Have you ever heard of a gratitude festival? Truthfully I don’t know if they actually exist, but one is mentioned in my favorite Sci-Fi series. After reading this blog, we all might just want to get together and start one. So, how does your Friday look?
Okay, I’m jumping the gun—call it a character trait of leaping before looking. So what am I talking about today? Gratitude Platitudes: how the act of giving thanks can actually increase your mental health! That’s right, folks. It turns out that Mom and Dad’s incessant reminders to say “please” and “thank you” were actually teaching you more than just good manners!
Dr. Daniel Amen, an M.D. and rather prolific writer (with over 2 dozen books under his belt, some of which have featured on the New York Bestsellers List) studies the human brain and has discovered that “the simple things like diet and exercise will improve brain function as well as some unexpected things like gratitude, positive thinking and good sleep.”
In fact, in one of Dr. Amen’s studies he found that a subject who focused on feeling grateful and expressing that gratitude experienced an increase in blood flow and electrical activity in the brain! Beyond that, your pituitary glands release a number of neurotransmitters and endorphins when you express gratitude.
Now, permit me to take off my glasses for a second and scratch my head. I’m not Mr. Science after all; I don’t completely comprehend that last sentence, and I’m man enough to admit it. So if you did, go ahead and skip the rest of this paragraph. Or, if, like me, you’re not quite sure what the medical-babble means, lets go through it together. The pituitary gland sits at the base of the brain and secretes various hormones that regulate the body’s growth and function throughout our lifetimes, things like blood pressure, metabolism, testosterone/estrogen—actually pretty much all the important stuff. Neurotransmitters are super complicated (at least to this layman), but essentially they are the means by which parts of your brain communicate with each other and facilitate the movement of your body on the whole. Just the process of typing a word would require an unknown number of neurotransmitters, and my guess is, that unknown number would be a lot. Lastly, endorphins are a specific type of neurotransmitter that forms the basis of happiness and a feeling of well-being.
And Dr. Amen isn’t the only one researching this. Professor Robert Emmons of the University of California, Davis has conducted several studies on people of various age ranges and degrees of health, and discovered that around 75% of his subjects who expressed their gratitude showed a steady improvement in their amounts of sleep and exercise, and on happiness tests. (I’ll admit I’m not sure what a happiness test is, but it sounds like it could be fun. I’d be interested in knowing my Happiness Quotient wouldn’t you?)
So at the beginning of this, I brought up the concept of a gratitude festival, and now I’m thinking it’s an even better idea than before. Gratitude is good for the body and mind, and adding your peers to the equation makes it good for the spirit. For better or worse, though, I don’t think we can hold such a festival over the interwebs—I mean, I just can’t picture how I’d ride that giant wheel over the computer—so what can we do to celebrate and embrace that gratitude to help our bodies be at their best?
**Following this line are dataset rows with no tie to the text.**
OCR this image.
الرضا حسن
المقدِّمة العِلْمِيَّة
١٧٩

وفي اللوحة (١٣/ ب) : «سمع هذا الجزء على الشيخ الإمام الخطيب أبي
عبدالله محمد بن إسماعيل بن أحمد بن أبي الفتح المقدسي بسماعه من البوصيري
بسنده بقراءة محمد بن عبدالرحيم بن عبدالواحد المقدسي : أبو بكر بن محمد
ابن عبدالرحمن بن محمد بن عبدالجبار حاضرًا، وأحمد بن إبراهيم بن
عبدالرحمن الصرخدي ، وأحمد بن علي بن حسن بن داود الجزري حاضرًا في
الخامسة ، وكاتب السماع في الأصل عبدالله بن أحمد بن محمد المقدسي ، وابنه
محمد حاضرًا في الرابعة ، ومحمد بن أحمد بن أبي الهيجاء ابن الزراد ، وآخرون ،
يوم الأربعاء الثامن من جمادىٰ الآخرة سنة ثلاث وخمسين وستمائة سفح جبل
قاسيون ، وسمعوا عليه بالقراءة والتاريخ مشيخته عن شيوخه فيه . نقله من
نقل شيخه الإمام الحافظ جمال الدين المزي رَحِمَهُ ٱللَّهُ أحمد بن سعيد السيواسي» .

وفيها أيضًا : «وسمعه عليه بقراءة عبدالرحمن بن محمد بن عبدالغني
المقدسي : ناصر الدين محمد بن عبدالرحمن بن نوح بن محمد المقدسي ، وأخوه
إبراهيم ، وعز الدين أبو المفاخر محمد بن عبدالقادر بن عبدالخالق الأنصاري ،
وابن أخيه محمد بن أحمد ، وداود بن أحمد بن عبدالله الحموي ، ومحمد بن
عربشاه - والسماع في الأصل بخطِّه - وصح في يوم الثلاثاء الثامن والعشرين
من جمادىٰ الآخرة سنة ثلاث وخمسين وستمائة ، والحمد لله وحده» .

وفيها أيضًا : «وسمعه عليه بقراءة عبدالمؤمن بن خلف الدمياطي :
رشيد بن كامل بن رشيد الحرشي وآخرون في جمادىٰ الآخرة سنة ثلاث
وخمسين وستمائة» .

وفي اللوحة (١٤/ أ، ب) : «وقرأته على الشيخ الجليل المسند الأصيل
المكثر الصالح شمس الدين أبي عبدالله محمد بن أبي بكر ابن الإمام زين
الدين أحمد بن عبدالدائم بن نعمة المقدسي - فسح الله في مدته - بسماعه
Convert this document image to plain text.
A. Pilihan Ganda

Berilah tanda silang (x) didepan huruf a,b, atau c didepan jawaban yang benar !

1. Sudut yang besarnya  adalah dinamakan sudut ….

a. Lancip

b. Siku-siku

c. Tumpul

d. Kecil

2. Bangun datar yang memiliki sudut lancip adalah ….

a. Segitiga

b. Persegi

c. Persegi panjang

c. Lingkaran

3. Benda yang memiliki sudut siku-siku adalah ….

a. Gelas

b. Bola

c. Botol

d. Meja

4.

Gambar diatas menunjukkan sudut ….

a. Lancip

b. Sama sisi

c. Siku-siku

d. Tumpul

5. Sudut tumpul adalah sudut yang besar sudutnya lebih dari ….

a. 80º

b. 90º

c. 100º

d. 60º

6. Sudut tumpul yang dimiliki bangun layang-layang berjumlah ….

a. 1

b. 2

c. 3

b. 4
Well it’s really simple: write. Write a simple list of all the things you’re thankful for just as you’re getting ready to lie down to sleep tonight. I’ll even list a couple things right now…
- I’m grateful for my family, my friends, my health, my home, the opportunities I’ve been given, and the unexpected joys to come.
- And I’m eternally grateful to you, the reader, for giving me the opportunity to enhance your day and put a smile on your face.